Addentum à notre étude publiée sur ce blog
Un arrêt récent, largement publié, précise l'incidence de la liquidation judiciaire d'une entreprise sur les obligations d'un ancien salarié lié par une clause de non-concurrence.
Ainsi qu'il l'a déjà été rappelé sur ce blog, tout salarié doit, pendant l'exécution de son contrat de travail, respecter une obligation de non-concurrence. Cela n'a pas à faire l'objet d'une stipulation spécifique : il s'agit d'une application de l'impératif de bonne foi qui gouverne les relations de travail (art. L.1222-1 du Code du travail).
Cependant, les parties peuvent décider, par voie de stipulation, de prolonger l’obligation légale de non-concurrence pour la période postcontractuelle - ainsi, l’employeur aura la certitude que son ancien salarié ne le concurrencera pas.

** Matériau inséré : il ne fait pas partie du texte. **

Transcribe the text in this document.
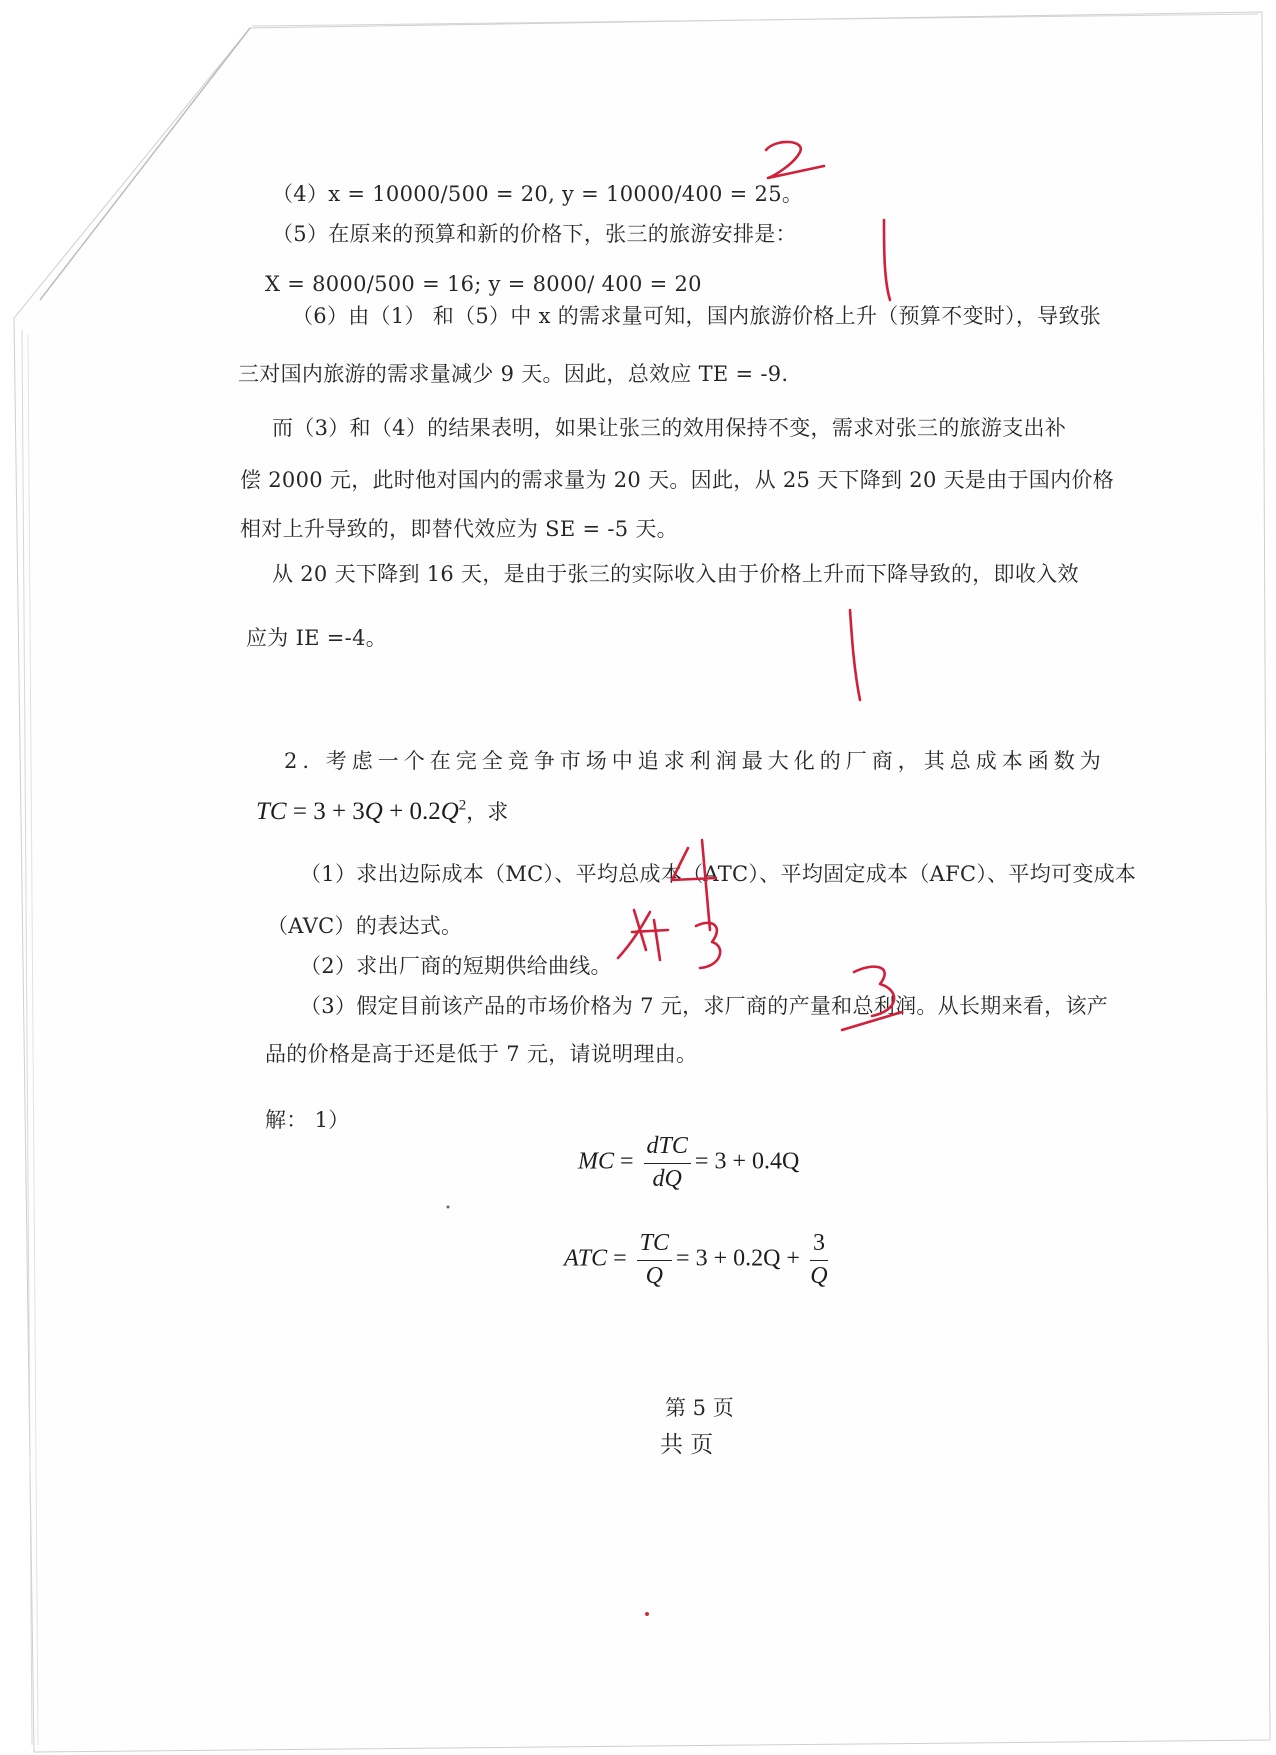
（4）x = 10000/500 = 20, y = 10000/400 = 25。
（5）在原来的预算和新的价格下，张三的旅游安排是：
X = 8000/500 = 16; y = 8000/ 400 = 20
（6）由（1） 和（5）中 x 的需求量可知，国内旅游价格上升（预算不变时），导致张
三对国内旅游的需求量减少 9 天。因此，总效应 TE = -9.
而（3）和（4）的结果表明，如果让张三的效用保持不变，需求对张三的旅游支出补
偿 2000 元，此时他对国内的需求量为 20 天。因此，从 25 天下降到 20 天是由于国内价格
相对上升导致的，即替代效应为 SE = -5 天。
从 20 天下降到 16 天，是由于张三的实际收入由于价格上升而下降导致的，即收入效
应为 IE =-4。
2. 考虑一个在完全竞争市场中追求利润最大化的厂商，其总成本函数为
TC = $3 + 3Q + 0.2Q^2$，求
（1）求出边际成本（MC）、平均总成本（ATC）、平均固定成本（AFC）、平均可变成本
（AVC）的表达式。
（2）求出厂商的短期供给曲线。
（3）假定目前该产品的市场价格为 7 元，求厂商的产量和总利润。从长期来看，该产
品的价格是高于还是低于 7 元，请说明理由。
解： 1）
MC = $\frac{\text{dTC}}{dQ} = 3 + 0.4Q$
ATC = $\frac{TC}{Q} = 3 + 0.2Q + \frac{3}{Q}$
第 5 页
共 页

Depuis trois arrêts du 10 juillet 2002, une « clause de non-concurrence n'est licite que si elle est indispensable à la protection des intérêts légitimes de l'entreprise, limitée dans le temps et dans l'espace, qu'elle tient compte des spécificités de l'emploi du salarié et comporte l'obligation pour l'employeur de verser au salarié une contrepartie financière, ces conditions étant cumulatives ».
L'arrêt du 21 janvier 2015 pose un problème intéressant, puisqu'inédit (ce qui explique que l'arrêt, lui, ne le soit pas). Qu'advient-il de cette obligation conventionnelle lorsque l'entreprise a cessé son activité (en l'espèce, en raison d'une liquidation judiciaire) ?
Il aurait été légitime de considérer que compte tenu de la perte d'objet de l'obligation, elle eût été jugée caduque. En effet, de facto, le fait que le travailleur occupe un nouvel emploi susceptible de concurrencer l'activité d'une entreprise disparue ne causerait aucun préjudice à cette dernière puisqu'elle n'existe plus !
Tel n'est pourtant pas la solution retenue par la Cour de cassation, qui, au visa de l'article 1134 du Code civil, estime que "la clause de non-concurrence prenant effet à compter de la rupture du contrat de travail, la cessation d'activité ultérieure de l'employeur n'a pas pour effet de décharger le salarié de son obligation de non-concurrence".
Une solution fondée avant tout sur la force obligatoire des conventions légalement formées (l'alinéa premier de l'article susvisé), mais largement teintée par l'impératif de bonne foi. Tant que la contrepartie financière est versée, le salarié est tenu par son engagement.